The name of Elij is derived from the word “Eel”, from the Aramaic language, and it means “God of soft valley”. But from the Greek, it is derived from the word “Ellios” meaning “Goddess of the Sun”.

According to a Syriac inscription on the church wall (1277 AD.): “In the name of the eternally living God, in the year 1588 of the Greek era, this Jacobi temple was built for the Mother of God who prays for us, by the bishops Mark and John, in 1588 of the Greek era.” A cross was also engraved with a Syriac state “In You we conquer our enemy and in your name, we tread our haters”. There’s Syriac writing on the monastery’s wall: “In the name of the living God, in 1746 A.D, the two monk- brothers Amoun & Ming. It was established by four patriarches Botros, Ermia, Yaacoub, and Youhanna in 1121 A.D”.

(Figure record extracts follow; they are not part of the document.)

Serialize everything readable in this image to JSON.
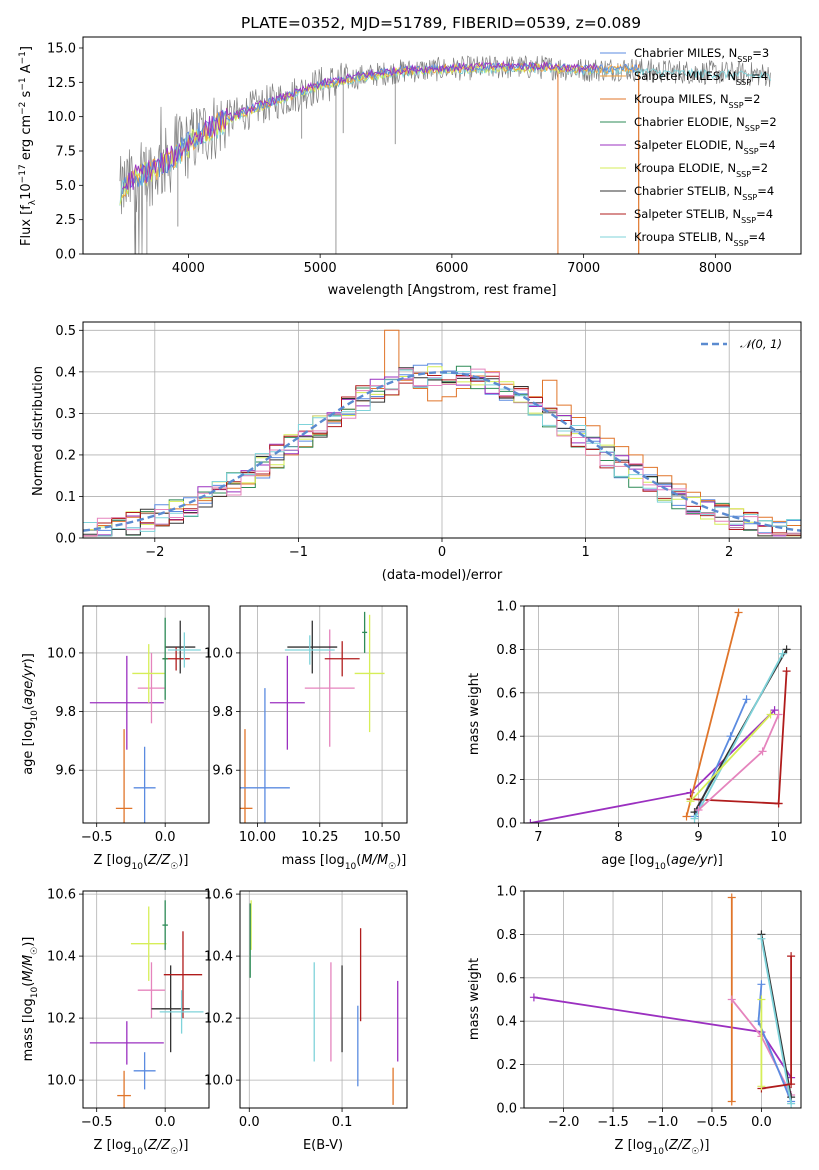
{
  "title": "PLATE=0352, MJD=51789, FIBERID=0539, z=0.089",
  "colors": {
    "Chabrier MILES": "#5b8be0",
    "Salpeter MILES": "#f2a23c",
    "Kroupa MILES": "#e0752a",
    "Chabrier ELODIE": "#2e8b57",
    "Salpeter ELODIE": "#9b30c0",
    "Kroupa ELODIE": "#d6ee58",
    "Chabrier STELIB": "#333333",
    "Salpeter STELIB": "#b01c1c",
    "Kroupa STELIB": "#7fd3da",
    "extra_pink": "#e584bd",
    "data_gray": "#808080",
    "gauss": "#5b8bd0"
  },
  "chart_data": [
    {
      "id": "spectrum",
      "type": "line",
      "title": "PLATE=0352, MJD=51789, FIBERID=0539, z=0.089",
      "xlabel": "wavelength [Angstrom, rest frame]",
      "ylabel": "Flux [f_λ 10^-17 erg cm^-2 s^-1 A^-1]",
      "xlim": [
        3200,
        8650
      ],
      "ylim": [
        0,
        15.8
      ],
      "xticks": [
        "4000",
        "5000",
        "6000",
        "7000",
        "8000"
      ],
      "yticks": [
        "0.0",
        "2.5",
        "5.0",
        "7.5",
        "10.0",
        "12.5",
        "15.0"
      ],
      "grid": false,
      "legend_position": "top-right",
      "continuum": [
        [
          3480,
          4.5
        ],
        [
          3600,
          5.6
        ],
        [
          3750,
          6.2
        ],
        [
          3850,
          6.8
        ],
        [
          3950,
          7.6
        ],
        [
          4100,
          8.8
        ],
        [
          4300,
          9.8
        ],
        [
          4500,
          10.6
        ],
        [
          4800,
          11.6
        ],
        [
          5000,
          12.3
        ],
        [
          5300,
          12.9
        ],
        [
          5600,
          13.3
        ],
        [
          6000,
          13.5
        ],
        [
          6400,
          13.6
        ],
        [
          6700,
          13.6
        ],
        [
          7000,
          13.4
        ],
        [
          7300,
          13.5
        ],
        [
          7600,
          13.3
        ],
        [
          8000,
          13.2
        ],
        [
          8300,
          13.1
        ],
        [
          8450,
          13.0
        ]
      ],
      "legend": [
        {
          "label": "Chabrier MILES, N_SSP=3",
          "text": "Chabrier MILES, N",
          "n": "=3"
        },
        {
          "label": "Salpeter MILES, N_SSP=4",
          "text": "Salpeter MILES, N",
          "n": "=4"
        },
        {
          "label": "Kroupa MILES, N_SSP=2",
          "text": "Kroupa MILES, N",
          "n": "=2"
        },
        {
          "label": "Chabrier ELODIE, N_SSP=2",
          "text": "Chabrier ELODIE, N",
          "n": "=2"
        },
        {
          "label": "Salpeter ELODIE, N_SSP=4",
          "text": "Salpeter ELODIE, N",
          "n": "=4"
        },
        {
          "label": "Kroupa ELODIE, N_SSP=2",
          "text": "Kroupa ELODIE, N",
          "n": "=2"
        },
        {
          "label": "Chabrier STELIB, N_SSP=4",
          "text": "Chabrier STELIB, N",
          "n": "=4"
        },
        {
          "label": "Salpeter STELIB, N_SSP=4",
          "text": "Salpeter STELIB, N",
          "n": "=4"
        },
        {
          "label": "Kroupa STELIB, N_SSP=4",
          "text": "Kroupa STELIB, N",
          "n": "=4"
        }
      ]
    },
    {
      "id": "residuals",
      "type": "line",
      "xlabel": "(data-model)/error",
      "ylabel": "Normed distribution",
      "xlim": [
        -2.5,
        2.5
      ],
      "ylim": [
        0,
        0.52
      ],
      "xticks": [
        "−2",
        "−1",
        "0",
        "1",
        "2"
      ],
      "yticks": [
        "0.0",
        "0.1",
        "0.2",
        "0.3",
        "0.4",
        "0.5"
      ],
      "grid": true,
      "legend_position": "top-right",
      "legend": "N(0,1)",
      "series_colors": [
        "Chabrier MILES",
        "Kroupa MILES",
        "Chabrier ELODIE",
        "Salpeter ELODIE",
        "Kroupa ELODIE",
        "Chabrier STELIB",
        "Salpeter STELIB",
        "Kroupa STELIB",
        "extra_pink"
      ],
      "bin_start": -2.5,
      "bin_width": 0.1,
      "orange_bins": [
        0.02,
        0.03,
        0.04,
        0.05,
        0.06,
        0.06,
        0.07,
        0.08,
        0.09,
        0.1,
        0.12,
        0.13,
        0.15,
        0.17,
        0.2,
        0.22,
        0.25,
        0.28,
        0.31,
        0.33,
        0.36,
        0.5,
        0.38,
        0.36,
        0.33,
        0.34,
        0.36,
        0.39,
        0.4,
        0.37,
        0.36,
        0.34,
        0.38,
        0.32,
        0.29,
        0.27,
        0.24,
        0.22,
        0.2,
        0.17,
        0.15,
        0.13,
        0.11,
        0.09,
        0.08,
        0.07,
        0.06,
        0.05,
        0.04,
        0.03
      ]
    },
    {
      "id": "age_vs_Z",
      "type": "scatter",
      "xlabel": "Z [log10(Z/Z☉)]",
      "ylabel": "age  [log10(age/yr)]",
      "xlim": [
        -0.6,
        0.32
      ],
      "ylim": [
        9.42,
        10.16
      ],
      "xticks": [
        "−0.5",
        "0.0"
      ],
      "yticks": [
        "9.6",
        "9.8",
        "10.0"
      ],
      "grid": true,
      "points": [
        {
          "c": "Kroupa MILES",
          "x": -0.3,
          "y": 9.47,
          "xe": 0.06,
          "ye": 0.27
        },
        {
          "c": "Chabrier MILES",
          "x": -0.15,
          "y": 9.54,
          "xe": 0.08,
          "ye": 0.14
        },
        {
          "c": "Salpeter ELODIE",
          "x": -0.28,
          "y": 9.83,
          "xe": 0.27,
          "ye": 0.16
        },
        {
          "c": "extra_pink",
          "x": -0.1,
          "y": 9.88,
          "xe": 0.1,
          "ye": 0.12
        },
        {
          "c": "Kroupa ELODIE",
          "x": -0.12,
          "y": 9.93,
          "xe": 0.12,
          "ye": 0.1
        },
        {
          "c": "Chabrier STELIB",
          "x": 0.11,
          "y": 10.02,
          "xe": 0.11,
          "ye": 0.09
        },
        {
          "c": "Salpeter STELIB",
          "x": 0.08,
          "y": 9.98,
          "xe": 0.1,
          "ye": 0.04
        },
        {
          "c": "Kroupa STELIB",
          "x": 0.14,
          "y": 10.01,
          "xe": 0.12,
          "ye": 0.06
        },
        {
          "c": "Chabrier ELODIE",
          "x": 0.0,
          "y": 9.98,
          "xe": 0.02,
          "ye": 0.14
        }
      ]
    },
    {
      "id": "age_vs_mass",
      "type": "scatter",
      "xlabel": "mass [log10(M/M☉)]",
      "ylabel": "",
      "xlim": [
        9.93,
        10.6
      ],
      "ylim": [
        9.42,
        10.16
      ],
      "xticks": [
        "10.00",
        "10.25",
        "10.50"
      ],
      "yticks": [
        "9.6",
        "9.8",
        "10.0"
      ],
      "grid": true,
      "points": [
        {
          "c": "Kroupa MILES",
          "x": 9.95,
          "y": 9.47,
          "xe": 0.03,
          "ye": 0.27
        },
        {
          "c": "Chabrier MILES",
          "x": 10.03,
          "y": 9.54,
          "xe": 0.1,
          "ye": 0.34
        },
        {
          "c": "Salpeter ELODIE",
          "x": 10.12,
          "y": 9.83,
          "xe": 0.07,
          "ye": 0.16
        },
        {
          "c": "extra_pink",
          "x": 10.29,
          "y": 9.88,
          "xe": 0.1,
          "ye": 0.2
        },
        {
          "c": "Kroupa ELODIE",
          "x": 10.45,
          "y": 9.93,
          "xe": 0.06,
          "ye": 0.2
        },
        {
          "c": "Chabrier STELIB",
          "x": 10.22,
          "y": 10.02,
          "xe": 0.1,
          "ye": 0.09
        },
        {
          "c": "Salpeter STELIB",
          "x": 10.34,
          "y": 9.98,
          "xe": 0.07,
          "ye": 0.06
        },
        {
          "c": "Kroupa STELIB",
          "x": 10.21,
          "y": 10.01,
          "xe": 0.1,
          "ye": 0.05
        },
        {
          "c": "Chabrier ELODIE",
          "x": 10.43,
          "y": 10.07,
          "xe": 0.01,
          "ye": 0.07
        }
      ]
    },
    {
      "id": "weight_vs_age",
      "type": "line",
      "xlabel": "age  [log10(age/yr)]",
      "ylabel": "mass weight",
      "xlim": [
        6.82,
        10.28
      ],
      "ylim": [
        0,
        1
      ],
      "xticks": [
        "7",
        "8",
        "9",
        "10"
      ],
      "yticks": [
        "0.0",
        "0.2",
        "0.4",
        "0.6",
        "0.8",
        "1.0"
      ],
      "grid": true,
      "series": [
        {
          "c": "Salpeter ELODIE",
          "x": [
            6.9,
            8.9,
            9.95
          ],
          "y": [
            0.0,
            0.14,
            0.52
          ]
        },
        {
          "c": "Kroupa MILES",
          "x": [
            8.85,
            9.5
          ],
          "y": [
            0.03,
            0.97
          ]
        },
        {
          "c": "Chabrier MILES",
          "x": [
            8.95,
            9.4,
            9.6
          ],
          "y": [
            0.03,
            0.4,
            0.57
          ]
        },
        {
          "c": "Salpeter STELIB",
          "x": [
            8.9,
            10.0,
            10.1,
            10.0
          ],
          "y": [
            0.11,
            0.09,
            0.7,
            0.09
          ]
        },
        {
          "c": "Chabrier STELIB",
          "x": [
            8.95,
            10.1
          ],
          "y": [
            0.05,
            0.8
          ]
        },
        {
          "c": "Kroupa STELIB",
          "x": [
            8.95,
            10.05
          ],
          "y": [
            0.02,
            0.78
          ]
        },
        {
          "c": "extra_pink",
          "x": [
            9.0,
            9.8,
            10.0
          ],
          "y": [
            0.06,
            0.33,
            0.5
          ]
        },
        {
          "c": "Kroupa ELODIE",
          "x": [
            8.9,
            9.9
          ],
          "y": [
            0.1,
            0.5
          ]
        }
      ]
    },
    {
      "id": "mass_vs_Z",
      "type": "scatter",
      "xlabel": "Z [log10(Z/Z☉)]",
      "ylabel": "mass [log10(M/M☉)]",
      "xlim": [
        -0.6,
        0.32
      ],
      "ylim": [
        9.91,
        10.61
      ],
      "xticks": [
        "−0.5",
        "0.0"
      ],
      "yticks": [
        "10.0",
        "10.2",
        "10.4",
        "10.6"
      ],
      "grid": true,
      "points": [
        {
          "c": "Kroupa MILES",
          "x": -0.3,
          "y": 9.95,
          "xe": 0.05,
          "ye": 0.08
        },
        {
          "c": "Chabrier MILES",
          "x": -0.15,
          "y": 10.03,
          "xe": 0.08,
          "ye": 0.06
        },
        {
          "c": "Salpeter ELODIE",
          "x": -0.28,
          "y": 10.12,
          "xe": 0.27,
          "ye": 0.07
        },
        {
          "c": "extra_pink",
          "x": -0.1,
          "y": 10.29,
          "xe": 0.1,
          "ye": 0.09
        },
        {
          "c": "Kroupa ELODIE",
          "x": -0.12,
          "y": 10.44,
          "xe": 0.13,
          "ye": 0.12
        },
        {
          "c": "Chabrier STELIB",
          "x": 0.04,
          "y": 10.23,
          "xe": 0.14,
          "ye": 0.14
        },
        {
          "c": "Salpeter STELIB",
          "x": 0.13,
          "y": 10.34,
          "xe": 0.14,
          "ye": 0.14
        },
        {
          "c": "Kroupa STELIB",
          "x": 0.12,
          "y": 10.22,
          "xe": 0.16,
          "ye": 0.07
        },
        {
          "c": "Chabrier ELODIE",
          "x": 0.0,
          "y": 10.5,
          "xe": 0.02,
          "ye": 0.08
        }
      ]
    },
    {
      "id": "mass_vs_EBV",
      "type": "scatter",
      "xlabel": "E(B-V)",
      "ylabel": "",
      "xlim": [
        -0.01,
        0.17
      ],
      "ylim": [
        9.91,
        10.61
      ],
      "xticks": [
        "0.0",
        "0.1"
      ],
      "yticks": [
        "10.0",
        "10.2",
        "10.4",
        "10.6"
      ],
      "grid": true,
      "points": [
        {
          "c": "Kroupa STELIB",
          "x": 0.07,
          "y": 10.22,
          "ye": 0.16
        },
        {
          "c": "extra_pink",
          "x": 0.088,
          "y": 10.22,
          "ye": 0.16
        },
        {
          "c": "Chabrier STELIB",
          "x": 0.1,
          "y": 10.23,
          "ye": 0.14
        },
        {
          "c": "Chabrier MILES",
          "x": 0.117,
          "y": 10.11,
          "ye": 0.13
        },
        {
          "c": "Salpeter STELIB",
          "x": 0.12,
          "y": 10.34,
          "ye": 0.15
        },
        {
          "c": "Salpeter ELODIE",
          "x": 0.16,
          "y": 10.19,
          "ye": 0.13
        },
        {
          "c": "Kroupa MILES",
          "x": 0.155,
          "y": 9.98,
          "ye": 0.06
        },
        {
          "c": "Kroupa ELODIE",
          "x": 0.002,
          "y": 10.5,
          "ye": 0.08
        },
        {
          "c": "Chabrier ELODIE",
          "x": 0.001,
          "y": 10.45,
          "ye": 0.12
        }
      ]
    },
    {
      "id": "weight_vs_Z",
      "type": "line",
      "xlabel": "Z [log10(Z/Z☉)]",
      "ylabel": "mass weight",
      "xlim": [
        -2.4,
        0.4
      ],
      "ylim": [
        0,
        1
      ],
      "xticks": [
        "−2.0",
        "−1.5",
        "−1.0",
        "−0.5",
        "0.0"
      ],
      "yticks": [
        "0.0",
        "0.2",
        "0.4",
        "0.6",
        "0.8",
        "1.0"
      ],
      "grid": true,
      "series": [
        {
          "c": "Salpeter ELODIE",
          "x": [
            -2.3,
            0.0,
            0.3
          ],
          "y": [
            0.51,
            0.35,
            0.14
          ]
        },
        {
          "c": "Kroupa MILES",
          "x": [
            -0.3,
            -0.3
          ],
          "y": [
            0.03,
            0.97
          ]
        },
        {
          "c": "extra_pink",
          "x": [
            -0.3,
            0.0,
            0.3
          ],
          "y": [
            0.5,
            0.33,
            0.06
          ]
        },
        {
          "c": "Chabrier MILES",
          "x": [
            0.0,
            -0.03,
            0.3
          ],
          "y": [
            0.57,
            0.4,
            0.03
          ]
        },
        {
          "c": "Chabrier STELIB",
          "x": [
            0.0,
            0.3
          ],
          "y": [
            0.8,
            0.05
          ]
        },
        {
          "c": "Kroupa STELIB",
          "x": [
            0.0,
            0.3
          ],
          "y": [
            0.78,
            0.02
          ]
        },
        {
          "c": "Salpeter STELIB",
          "x": [
            0.0,
            0.3,
            0.3
          ],
          "y": [
            0.09,
            0.11,
            0.7
          ]
        },
        {
          "c": "Kroupa ELODIE",
          "x": [
            0.0,
            0.0
          ],
          "y": [
            0.1,
            0.5
          ]
        }
      ]
    }
  ]
}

The church is known for its ”Elij” icon of the Virgin Mary and Jesus Christ: while restoring it in 1985, Sisters of karlmalite-Harissa, researchers had found 10 different layers of paint, and the oldest one backed to the 10th century (every layer is over 100 year).

This monastery is the fourth oldest belonging to the Maronites. It is one of the most ancient Episcopal seats in Lebanon. It was built on the ruins of a pagan temple as mentioned before. It had witnessed all types of persecution and martyrdom for the name of Jesus Christ, in addition to the history and faith, in what it spared miracles and glorification of Virgin Mary. It is not an edifice, but it looks like a grotto, built in the valley amidst old trees, between the mountains and the rebellious course of two rivers, of soil-colored dabachi stones which cannot easily be seen under the walnut trees…

What is left of the monastery today are two floors. The church occupies the greatest part of the ground floor while the first floor contains a small loft and a wide hall. The patriarch lived on the upper floor, in the small loft, which can be reached either by an internal flight of stairs within the church, or by external stone stairs. There is also a secret access from the patriarch’s room to another hidden room or to the outside. A small window was opened in the patriarch’s room facing the Holy Sacrament and the icon of Our Lady of Elij over the main altar. Next to the church on the first floor, there are two rectangular rooms with low curved ceilings, open to each other by a small path on the west side, inside the separating wall.

The church is distinguished by its “Bema” (the throne in Greek), with stairs leading to it on the western side. The bema is a high tribune in the church where the first part of the Mass, the Liturgy of the Word, is celebrated, where the Patriarch sit with bishops. It is the only church in Lebanon that still keeping a bema. There are a number of basements (narrow tunnels) inside the walls used to hide and run during persecution, invasion and war. There is a library containing souvenirs: religious relics, photos, books, documentary, local products.